The Performance of the Turek-Fletcher Model Averaged Confidence Interval

TL;DR

This paper analyzes the performance of the Turek-Fletcher model averaged confidence interval (MATA) in linear regression, showing it performs well with appropriate weighting, and compares it to optimized intervals within a specific class.

Contribution

It demonstrates that MATA belongs to a known class of confidence intervals and evaluates its performance against optimized intervals for various weighting schemes.

Findings

MATA is within the class of Kabaila-Giri confidence intervals.

Performance of MATA depends on the weight function used.

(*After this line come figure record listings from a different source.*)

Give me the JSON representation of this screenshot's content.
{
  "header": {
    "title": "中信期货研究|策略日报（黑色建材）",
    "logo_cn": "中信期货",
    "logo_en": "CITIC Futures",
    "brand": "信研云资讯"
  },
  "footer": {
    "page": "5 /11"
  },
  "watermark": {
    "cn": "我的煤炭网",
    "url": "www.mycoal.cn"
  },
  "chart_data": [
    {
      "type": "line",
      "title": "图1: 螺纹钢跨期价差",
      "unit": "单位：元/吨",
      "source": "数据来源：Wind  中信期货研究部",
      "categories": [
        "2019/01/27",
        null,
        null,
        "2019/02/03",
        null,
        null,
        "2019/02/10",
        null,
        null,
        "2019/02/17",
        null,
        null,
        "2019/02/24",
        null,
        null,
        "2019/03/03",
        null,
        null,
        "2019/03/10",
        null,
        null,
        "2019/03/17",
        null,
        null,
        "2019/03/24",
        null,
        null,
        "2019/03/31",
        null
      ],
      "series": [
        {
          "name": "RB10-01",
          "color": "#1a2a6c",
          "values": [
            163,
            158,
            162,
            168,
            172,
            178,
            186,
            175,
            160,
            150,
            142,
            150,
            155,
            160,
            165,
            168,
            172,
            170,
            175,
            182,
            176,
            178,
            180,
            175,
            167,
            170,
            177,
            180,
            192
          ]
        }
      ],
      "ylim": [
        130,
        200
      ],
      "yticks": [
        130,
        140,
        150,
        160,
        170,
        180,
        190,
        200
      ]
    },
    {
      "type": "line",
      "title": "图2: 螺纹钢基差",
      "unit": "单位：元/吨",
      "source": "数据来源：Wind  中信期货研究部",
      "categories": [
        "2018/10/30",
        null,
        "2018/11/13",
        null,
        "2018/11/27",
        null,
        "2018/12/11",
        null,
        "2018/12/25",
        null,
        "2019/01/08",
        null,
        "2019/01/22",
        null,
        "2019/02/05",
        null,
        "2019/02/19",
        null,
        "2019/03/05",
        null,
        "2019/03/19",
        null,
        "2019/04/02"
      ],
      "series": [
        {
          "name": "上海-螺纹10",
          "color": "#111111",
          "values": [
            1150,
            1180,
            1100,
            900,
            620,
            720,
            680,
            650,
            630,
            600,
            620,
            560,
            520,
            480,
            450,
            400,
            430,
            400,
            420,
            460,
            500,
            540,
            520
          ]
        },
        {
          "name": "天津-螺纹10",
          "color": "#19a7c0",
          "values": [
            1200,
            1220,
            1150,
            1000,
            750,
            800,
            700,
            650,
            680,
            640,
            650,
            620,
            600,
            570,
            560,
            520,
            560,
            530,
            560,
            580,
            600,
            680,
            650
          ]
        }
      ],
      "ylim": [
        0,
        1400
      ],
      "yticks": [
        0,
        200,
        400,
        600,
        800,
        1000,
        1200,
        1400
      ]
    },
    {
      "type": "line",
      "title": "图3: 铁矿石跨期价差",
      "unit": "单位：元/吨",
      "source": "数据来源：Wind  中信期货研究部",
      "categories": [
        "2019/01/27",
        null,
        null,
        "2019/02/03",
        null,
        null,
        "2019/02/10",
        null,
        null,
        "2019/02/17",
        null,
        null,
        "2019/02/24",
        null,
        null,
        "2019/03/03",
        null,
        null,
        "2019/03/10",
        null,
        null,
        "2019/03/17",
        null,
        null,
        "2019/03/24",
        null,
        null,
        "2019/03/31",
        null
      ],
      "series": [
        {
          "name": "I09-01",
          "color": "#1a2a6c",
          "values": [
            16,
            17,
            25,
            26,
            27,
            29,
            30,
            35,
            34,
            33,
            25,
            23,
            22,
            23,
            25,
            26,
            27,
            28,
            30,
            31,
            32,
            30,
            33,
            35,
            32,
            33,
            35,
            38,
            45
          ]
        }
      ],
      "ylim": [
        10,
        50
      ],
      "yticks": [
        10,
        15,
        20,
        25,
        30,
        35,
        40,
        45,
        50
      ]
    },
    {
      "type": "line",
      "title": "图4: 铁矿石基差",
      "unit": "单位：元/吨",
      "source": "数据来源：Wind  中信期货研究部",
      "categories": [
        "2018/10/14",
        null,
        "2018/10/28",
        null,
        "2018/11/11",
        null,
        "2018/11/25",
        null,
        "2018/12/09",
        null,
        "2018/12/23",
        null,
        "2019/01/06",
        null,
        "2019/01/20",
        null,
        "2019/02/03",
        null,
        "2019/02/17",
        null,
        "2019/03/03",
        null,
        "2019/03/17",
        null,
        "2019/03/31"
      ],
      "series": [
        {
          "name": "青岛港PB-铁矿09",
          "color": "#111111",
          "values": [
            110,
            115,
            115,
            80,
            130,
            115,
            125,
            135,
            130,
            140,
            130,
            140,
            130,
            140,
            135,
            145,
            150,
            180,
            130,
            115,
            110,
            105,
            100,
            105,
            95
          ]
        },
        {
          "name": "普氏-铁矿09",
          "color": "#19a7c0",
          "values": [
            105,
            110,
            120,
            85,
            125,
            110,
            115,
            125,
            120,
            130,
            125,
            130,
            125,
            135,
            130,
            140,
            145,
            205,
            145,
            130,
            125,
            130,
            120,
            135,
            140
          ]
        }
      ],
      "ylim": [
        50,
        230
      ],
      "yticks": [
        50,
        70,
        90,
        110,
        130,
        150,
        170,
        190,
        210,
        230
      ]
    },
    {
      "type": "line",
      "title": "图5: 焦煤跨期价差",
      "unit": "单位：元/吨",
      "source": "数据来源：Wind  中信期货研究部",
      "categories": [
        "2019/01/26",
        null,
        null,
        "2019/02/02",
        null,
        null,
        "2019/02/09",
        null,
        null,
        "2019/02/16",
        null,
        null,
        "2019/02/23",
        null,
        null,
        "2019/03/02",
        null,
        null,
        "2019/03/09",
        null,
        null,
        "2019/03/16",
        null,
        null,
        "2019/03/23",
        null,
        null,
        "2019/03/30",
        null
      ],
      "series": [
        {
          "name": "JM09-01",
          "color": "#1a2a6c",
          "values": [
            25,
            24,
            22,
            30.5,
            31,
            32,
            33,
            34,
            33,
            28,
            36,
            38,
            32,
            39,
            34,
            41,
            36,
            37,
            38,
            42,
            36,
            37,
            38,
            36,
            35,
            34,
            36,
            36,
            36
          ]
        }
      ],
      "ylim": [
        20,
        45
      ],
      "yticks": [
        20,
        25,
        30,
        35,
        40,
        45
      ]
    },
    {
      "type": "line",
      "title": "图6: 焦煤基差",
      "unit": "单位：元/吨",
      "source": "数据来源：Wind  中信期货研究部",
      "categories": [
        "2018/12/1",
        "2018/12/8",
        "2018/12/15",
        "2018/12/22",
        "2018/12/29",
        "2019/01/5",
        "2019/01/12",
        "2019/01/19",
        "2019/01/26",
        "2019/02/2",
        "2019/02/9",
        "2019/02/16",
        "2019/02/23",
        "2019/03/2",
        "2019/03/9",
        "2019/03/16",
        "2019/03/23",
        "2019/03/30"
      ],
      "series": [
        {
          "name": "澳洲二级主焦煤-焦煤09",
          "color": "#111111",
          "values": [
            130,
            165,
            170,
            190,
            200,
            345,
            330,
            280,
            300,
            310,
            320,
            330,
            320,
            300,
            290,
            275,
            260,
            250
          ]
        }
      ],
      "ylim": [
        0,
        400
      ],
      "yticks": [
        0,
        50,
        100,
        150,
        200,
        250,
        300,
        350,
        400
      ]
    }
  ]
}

Proper weighting yields surprisingly good performance.

Abstract

We consider the model averaged tail area (MATA) confidence interval proposed by Turek and Fletcher, CSDA, 2012, in the simple situation in which we average over two nested linear regression models. We prove that the MATA for any reasonable weight function belongs to the class of confidence intervals defined by Kabaila and Giri, JSPI, 2009. Each confidence interval in this class is specified by two functions b and s. Kabaila and Giri show how to compute these functions so as to optimize these intervals in terms of satisfying the coverage constraint and minimizing the expected length for the simpler model, while ensuring that the expected length has desirable properties for the full model. These Kabaila and Giri "optimized" intervals provide an upper bound on the performance of the MATA for an arbitrary weight function. This fact is used to evaluate the MATA for a broad class of weights based on exponentiating a criterion related to Mallows' C_P. Our results show that, while far from ideal, this MATA performs surprisingly well, provided that we choose a member of this class that does not put too much weight on the simpler model.